Title: Re: Book Module, blurb and color management
Post by: Tim Lookingbill on January 30, 2018, 05:46:30 pm
I don't understand this comment. Presumably, the vast majority of Blurb's customer base is not as demanding as the person in example I have given. Otherwise, Blurb and similar services would have to rethink their business model. It kind of makes sense for them to leave things as is. If they were to offer a premium service to more demanding customers at a higher cost, then that might have adverse consequences for trying to market their standard service to the hoi polloi.

That was more a rhetorical question, David, as a comment comparing Andrew's point about the expense of maintaining consistent color managed process controls across a series of different CMYK printers vs having it good enough seeing that Blurb will still make a profit even if they get a demanding customer such as your teacher you cited where he pushed back and got what he wanted from them.

So, is it worth getting it "good enough" and not being able to soft proof accurately, when as you've said with the teacher, it's possible to get Blurb to do a reprint if a customer is not satisfied?

Don't see the importance of soft proofing if Blurb will do a reprint.
Title: Re: Book Module, blurb and color management
Post by: David Eichler on January 30, 2018, 06:26:56 pm
That was more a rhetorical question, David, as a comment comparing Andrew's point about the expense of maintaining consistent color managed process controls across a series of different CMYK printers vs having it good enough seeing that Blurb will still make a profit even if they get a demanding customer such as your teacher you cited where he pushed back and got what he wanted from them.

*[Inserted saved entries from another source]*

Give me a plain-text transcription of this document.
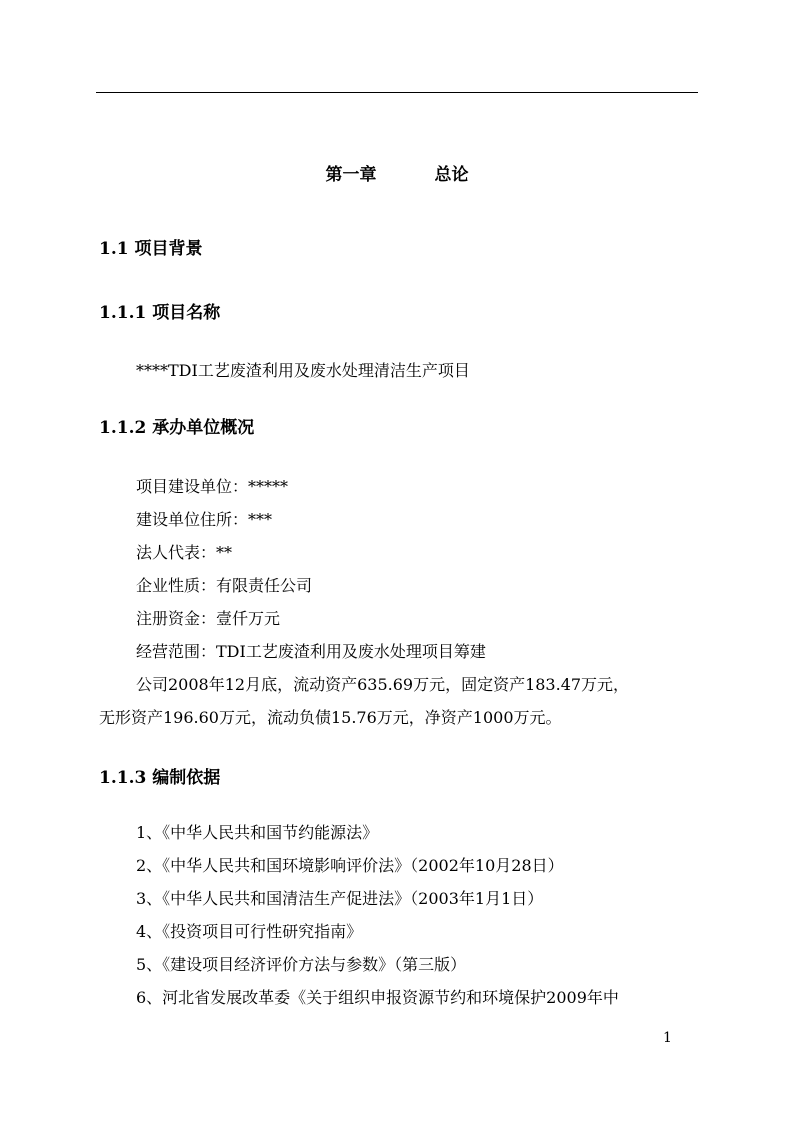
第一章	总论
1.1 项目背景
1.1.1 项目名称
****TDI工艺废渣利用及废水处理清洁生产项目
1.1.2 承办单位概况
项目建设单位：*****
建设单位住所：***
法人代表：**
企业性质：有限责任公司
注册资金：壹仟万元
经营范围：TDI工艺废渣利用及废水处理项目筹建
公司2008年12月底，流动资产635.69万元，固定资产183.47万元，
无形资产196.60万元，流动负债15.76万元，净资产1000万元。
1.1.3 编制依据
1、《中华人民共和国节约能源法》
2、《中华人民共和国环境影响评价法》（2002年10月28日）
3、《中华人民共和国清洁生产促进法》（2003年1月1日）
4、《投资项目可行性研究指南》
5、《建设项目经济评价方法与参数》（第三版）
6、河北省发展改革委《关于组织申报资源节约和环境保护2009年中
1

So, is it worth getting it "good enough" and not being able to soft proof accurately, when as you've said with the teacher, it's possible to get Blurb to do a reprint if a customer is not satisfied?

Don't see the importance of soft proofing if Blurb will do a reprint.

It is worth to the person I cited because it offers a way to disseminate a fair amount his work at a reasonable price, with adequate quality for someone who is an experienced and demanding maker of exhibition prints. If he had to rely only on traditional book publishing, he would have many fewer opportunities for having his work published and disseminated. Furthermore, the consistency issue aside, the print quality levels of various traditional book publishers can vary quite a bit, with some being not that much different from typical POD quality. Obviously, there are a few POD printers with higher consistency than Blurb and the like, but what is the cost involved for, say a typical 11 x 13 monograph-style book?
Title: Re: Book Module, blurb and color management
Post by: herminy on February 06, 2018, 03:15:23 pm
An update, for what it's worth. I'm making a hundred books for a project, and was considering blurb for this to keep it economical. This thread has been helpful. I ordered a book with some side by side correction/profile options for me to get a feel for how they do, but as has been stated here multiple times, that sample means nothing because they may do something totally different next time. Consistency is the issue. I have approached a local printer that has an HP indigo digital printer and can make the book I'm hoping to make for $19 per book and I won't have to pay for shipping like I would have through Blurb (and it would have been a lot!). The nice thing is that they are right here in town, and they will make a proof for my approval that I can look at WITH THEM. If anyone out there is trying to do a small run of books economically, this seems like a nice route. If you have a reputable local printer that offers indigo digital printing, it may not be as expensive as you might have thought to make a book with them (obviously NOT if you are only making 1 or 2 copies).